Trent is a retired software developer, currently responsible for the Water Source Inventory volunteer program for Friends. Growing up in an Air Force family created special opportunities for travel for Trent’s family. Before he was twelve years old, Trent had lived in four foreign countries including Japan, Philippines, France and Germany and had visited at least seven others. His family moved to Arizona in 1967 on his father’s final assignment from the US Air Force to Luke Air Force Base. Trent graduated from Camelback High School in 1974. Trent earned a bachelor’s degree in Forest Management from Northern Arizona University in 1979. For summer college employment, one summer Trent worked in a Louisiana Pacific lumber mill near Fort Bragg, CA and lived in his van on the Mendocino coast. The following summer he worked seasonal for the Forest Service in recreation law enforcement in Oak Creek Canyon, Coconino National Forest. After graduation, Trent worked as a summer seasonal employee of the Apache-Sitgreaves National Forest working in fire prevention, fire suppression and living at the Chevelon Work Camp, 40 miles south of Winslow, AZ. But the best job he had during that time was the peace and solitude of working as a fire lookout. Trent worked at Promontory Lookout on the Mogollon Rim and also worked at the old wooden Dutch Joe Lookout, both on the Chevelon Ranger District. Today, Chevelon is called Black Mesa Ranger District and the old wooden Dutch Joe tower no longer exists though Promontory is still in use.
Permanent jobs with the Forest Service and the timber industry were scarce in 1980 and the seasonal jobs didn’t pay very well, so Trent went back to school to take some programming courses to enhance his resume.

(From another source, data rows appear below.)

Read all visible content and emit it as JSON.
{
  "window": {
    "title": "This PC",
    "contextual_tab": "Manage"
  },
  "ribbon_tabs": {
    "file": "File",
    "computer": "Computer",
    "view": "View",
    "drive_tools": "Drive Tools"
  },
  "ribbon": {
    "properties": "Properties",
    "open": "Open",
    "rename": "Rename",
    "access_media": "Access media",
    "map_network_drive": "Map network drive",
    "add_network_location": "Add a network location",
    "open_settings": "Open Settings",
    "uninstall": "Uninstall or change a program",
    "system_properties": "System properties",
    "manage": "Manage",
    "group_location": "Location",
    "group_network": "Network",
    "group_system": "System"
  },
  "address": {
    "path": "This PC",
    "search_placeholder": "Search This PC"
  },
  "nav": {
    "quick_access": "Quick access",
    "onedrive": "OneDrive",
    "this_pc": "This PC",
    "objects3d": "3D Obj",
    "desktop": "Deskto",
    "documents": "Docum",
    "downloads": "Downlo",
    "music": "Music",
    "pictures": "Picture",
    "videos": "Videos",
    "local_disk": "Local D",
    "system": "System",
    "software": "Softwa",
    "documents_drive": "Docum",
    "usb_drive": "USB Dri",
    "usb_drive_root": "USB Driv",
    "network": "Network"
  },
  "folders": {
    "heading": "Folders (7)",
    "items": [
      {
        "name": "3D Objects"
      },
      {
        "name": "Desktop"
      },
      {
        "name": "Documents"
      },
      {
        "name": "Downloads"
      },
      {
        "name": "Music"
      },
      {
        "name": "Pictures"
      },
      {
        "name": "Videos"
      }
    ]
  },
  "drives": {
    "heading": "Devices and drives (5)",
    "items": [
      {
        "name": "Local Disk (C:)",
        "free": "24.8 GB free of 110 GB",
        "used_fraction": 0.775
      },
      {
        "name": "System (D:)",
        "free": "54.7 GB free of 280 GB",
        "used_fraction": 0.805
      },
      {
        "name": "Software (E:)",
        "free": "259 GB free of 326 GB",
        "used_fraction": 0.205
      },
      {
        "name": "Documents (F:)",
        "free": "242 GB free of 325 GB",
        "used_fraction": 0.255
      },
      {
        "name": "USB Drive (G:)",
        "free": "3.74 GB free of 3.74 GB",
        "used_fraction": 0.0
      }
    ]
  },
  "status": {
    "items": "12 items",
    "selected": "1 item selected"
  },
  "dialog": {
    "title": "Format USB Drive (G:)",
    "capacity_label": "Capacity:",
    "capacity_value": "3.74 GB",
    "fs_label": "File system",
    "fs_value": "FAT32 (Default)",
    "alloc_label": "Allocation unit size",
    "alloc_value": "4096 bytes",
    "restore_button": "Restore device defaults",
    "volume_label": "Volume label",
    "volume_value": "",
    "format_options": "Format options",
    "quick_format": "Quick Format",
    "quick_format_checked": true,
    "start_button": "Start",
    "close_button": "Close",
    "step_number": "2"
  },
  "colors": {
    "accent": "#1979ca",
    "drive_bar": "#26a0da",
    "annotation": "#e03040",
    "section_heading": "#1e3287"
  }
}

With hopes of a forestry career dashed, Trent moved his young family to the Silicon Valley in 1981, which would be the start of a long career in software development, applications consulting and database consulting. After eight years in California, Honeywell-Bull offered Trent a job in Phoenix in software engineering, where he was employed for over 29 years.
When his three girls were young, his free time was spent as a volunteer youth soccer coach, a passion he had for over 10 years. In 2000, Trent became the founder and first president of the SC del Sol Soccer Club, a nationally recognized youth soccer club in Phoenix, AZ, which hosts the President’s Day Cup Tournament.
Trent has been a volunteer on Tonto National Forest since 2011 with the Tonto Recreation Alliance or TRAL, maintaining the integrity of the Tonto motorized trail system with route inspections and trail repairs. When he is not doing volunteer work for the forest, he likes to spend time with his family. His hobbies include off-roading, jewelry making and lapidary. Trent is also an accomplished silversmith, something he has done since high school. To Trent, volunteering is important. He feels a strong sense for stewardship toward our deserts and forests and to the Tonto National Forest in particular, and that is where he likes to spend his time.
Eric moved to Mesa, AZ in 1996. He is a volunteer Wilderness Steward for the Mesa Ranger District in the Tonto. Eric has been a member of Friends of the Tonto National Forest since 2016 and a Board member since 2017.
Eric has worked for Boeing for 29 years. He coordinates Adopt-A-Site cleanups for the Boeing EcoLogicals at the Canyon Lake Boulder and Acacia Sites. Eric also coordinates Adopt-A-Site cleanups for the Asian-Pacific Lions at Rattlesnake Cove on Bartlett Lake.